The local health emergency must be ratified in seven days by the County Board of Supervisors, and then will need to be ratified again every 30 days, as needed. Beginning Aug. 3, the county will update the number of infections daily.
The state of emergency declaration will allow the county to seek state assistance and use public health infrastructure for testing, contact tracing, and case investigation.
“All of these strategies were developed and strengthened during the COVID-19 response,” said Dr. Wilma Wooten, San Diego County public health officer. “To prevent the community-wide spread of monkeypox infection, the key is prevention, and this includes vaccinations.”
However, local leaders were quick to differentiate between the virus and COVID-19.
“The situation we face with monkeypox is fundamentally very different,” San Diego County Supervisor Nathan Fletcher said. “We take it very seriously, but as I mentioned earlier it is exponentially less transmissible. We know more about it. We also have a vaccine at the start of it.”
Speakers at Tuesday’s news conference also made clear the illness was not confined to any one sub-group.
“At this time, monkeypox outbreaks are disproportionately impacting our LGBTQ community, but we know it can spread to others,” Fletcher said. “And it is vitally important that we not stigmatize any individual, that we not stigmatize any community, that we not cast any aspersions.”
The first case in the county was reported June 15, and the number of infections has increased to 46, according to Wooten.
There have been no deaths associated locally with the virus, and one patient has required hospitalization.

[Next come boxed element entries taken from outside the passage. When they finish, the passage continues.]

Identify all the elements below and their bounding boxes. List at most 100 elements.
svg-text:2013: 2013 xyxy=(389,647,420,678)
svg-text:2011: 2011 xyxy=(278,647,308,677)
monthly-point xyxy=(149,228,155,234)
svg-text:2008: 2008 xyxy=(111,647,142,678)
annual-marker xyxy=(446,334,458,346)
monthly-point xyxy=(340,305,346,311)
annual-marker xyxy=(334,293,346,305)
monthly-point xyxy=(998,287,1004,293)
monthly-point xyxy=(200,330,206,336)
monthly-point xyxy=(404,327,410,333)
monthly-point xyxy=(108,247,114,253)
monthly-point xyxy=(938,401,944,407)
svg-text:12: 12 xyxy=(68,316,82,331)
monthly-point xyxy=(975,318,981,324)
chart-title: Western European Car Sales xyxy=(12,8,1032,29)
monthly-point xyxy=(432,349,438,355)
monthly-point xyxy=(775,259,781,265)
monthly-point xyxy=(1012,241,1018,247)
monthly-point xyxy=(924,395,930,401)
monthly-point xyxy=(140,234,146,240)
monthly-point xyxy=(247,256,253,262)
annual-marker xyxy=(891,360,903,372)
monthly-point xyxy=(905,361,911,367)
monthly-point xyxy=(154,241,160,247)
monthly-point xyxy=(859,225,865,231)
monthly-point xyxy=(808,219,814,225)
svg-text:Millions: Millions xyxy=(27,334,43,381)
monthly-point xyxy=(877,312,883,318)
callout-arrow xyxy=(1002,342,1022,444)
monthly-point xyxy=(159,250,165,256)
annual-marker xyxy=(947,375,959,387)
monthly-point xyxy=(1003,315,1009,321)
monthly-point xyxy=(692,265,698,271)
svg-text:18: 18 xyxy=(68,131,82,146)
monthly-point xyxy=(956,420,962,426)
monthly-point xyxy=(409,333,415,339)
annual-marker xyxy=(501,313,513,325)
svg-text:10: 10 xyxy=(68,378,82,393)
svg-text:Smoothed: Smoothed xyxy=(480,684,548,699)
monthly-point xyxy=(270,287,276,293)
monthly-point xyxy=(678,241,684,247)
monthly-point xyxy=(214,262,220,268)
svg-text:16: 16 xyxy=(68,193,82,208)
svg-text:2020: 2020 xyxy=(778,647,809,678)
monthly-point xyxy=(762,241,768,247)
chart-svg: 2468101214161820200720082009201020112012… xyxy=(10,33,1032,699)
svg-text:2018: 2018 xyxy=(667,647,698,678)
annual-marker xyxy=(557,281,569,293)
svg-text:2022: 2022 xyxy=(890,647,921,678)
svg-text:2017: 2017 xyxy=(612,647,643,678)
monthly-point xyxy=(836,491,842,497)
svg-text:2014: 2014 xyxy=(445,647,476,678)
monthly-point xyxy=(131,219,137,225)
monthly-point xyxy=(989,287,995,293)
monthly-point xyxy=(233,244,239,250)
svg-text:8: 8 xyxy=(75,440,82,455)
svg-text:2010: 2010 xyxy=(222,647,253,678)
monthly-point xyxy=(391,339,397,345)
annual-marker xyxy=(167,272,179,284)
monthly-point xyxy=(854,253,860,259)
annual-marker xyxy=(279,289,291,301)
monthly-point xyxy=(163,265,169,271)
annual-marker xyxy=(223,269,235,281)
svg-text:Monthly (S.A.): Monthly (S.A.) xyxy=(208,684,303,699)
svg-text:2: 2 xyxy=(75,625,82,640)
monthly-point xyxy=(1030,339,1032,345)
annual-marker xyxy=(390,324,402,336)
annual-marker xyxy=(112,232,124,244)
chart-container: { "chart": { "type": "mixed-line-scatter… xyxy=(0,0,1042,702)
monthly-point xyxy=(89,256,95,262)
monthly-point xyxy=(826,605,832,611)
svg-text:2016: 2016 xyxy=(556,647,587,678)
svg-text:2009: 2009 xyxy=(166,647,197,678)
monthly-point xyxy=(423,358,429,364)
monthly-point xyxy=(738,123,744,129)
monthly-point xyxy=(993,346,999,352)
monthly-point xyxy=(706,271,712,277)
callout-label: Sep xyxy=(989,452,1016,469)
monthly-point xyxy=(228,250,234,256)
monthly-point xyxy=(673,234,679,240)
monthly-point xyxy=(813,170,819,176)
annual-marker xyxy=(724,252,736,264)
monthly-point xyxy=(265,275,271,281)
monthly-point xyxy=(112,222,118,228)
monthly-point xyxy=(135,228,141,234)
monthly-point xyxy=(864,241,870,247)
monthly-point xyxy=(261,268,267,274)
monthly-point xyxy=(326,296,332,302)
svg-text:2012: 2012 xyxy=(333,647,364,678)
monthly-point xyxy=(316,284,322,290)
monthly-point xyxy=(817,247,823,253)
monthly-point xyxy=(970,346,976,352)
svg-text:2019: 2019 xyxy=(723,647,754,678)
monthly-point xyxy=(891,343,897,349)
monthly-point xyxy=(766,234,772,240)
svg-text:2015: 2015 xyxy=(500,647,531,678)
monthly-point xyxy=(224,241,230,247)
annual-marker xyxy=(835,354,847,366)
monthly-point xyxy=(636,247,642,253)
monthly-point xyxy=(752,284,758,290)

All cases were males, and their ages range from 27 to 58 years of age.
To date, 3,987 doses of the monkeypox vaccine have been received in San Diego County.
Gov. Gavin Newsom issued a state of emergency Aug. 1 in response to the increase of monkeypox cases in the state.
The proclamation enables emergency medical services personnel to administer monkeypox vaccines that are approved by the Food and Drug Administration, similar to the statutory authorization recently enacted for pharmacists to administer vaccines.
“California is working urgently across all levels of government to slow the spread of monkeypox, leveraging our robust testing, contact tracing, and community partnerships strengthened during the pandemic to ensure that those most at risk are our focus for vaccines, treatment, and outreach,” Newsom said.
As of Monday, a total of 824 monkeypox cases were confirmed in California—the second-highest of any state, behind New York’s 1,390—while nationwide, the total count was at 5,811, according to the latest data from the U.S. Centers for Disease Control and Prevention (CDC).
Monkeypox is generally spread through intimate skin-to-skin contact, resulting from infectious rashes and scabs, though respiratory secretions and bodily fluids exchanged during extended physical episodes, such as sexual intercourse, can also lead to transmission, according to CDC.
Symptoms include fresh pimples, blisters, rashes, fever, and fatigue. There is no specific treatment. People who have been infected with smallpox, or have been vaccinated for it, may have immunity to monkeypox.
According to health officials, the vaccine can prevent infection if given before or shortly after exposure to the virus.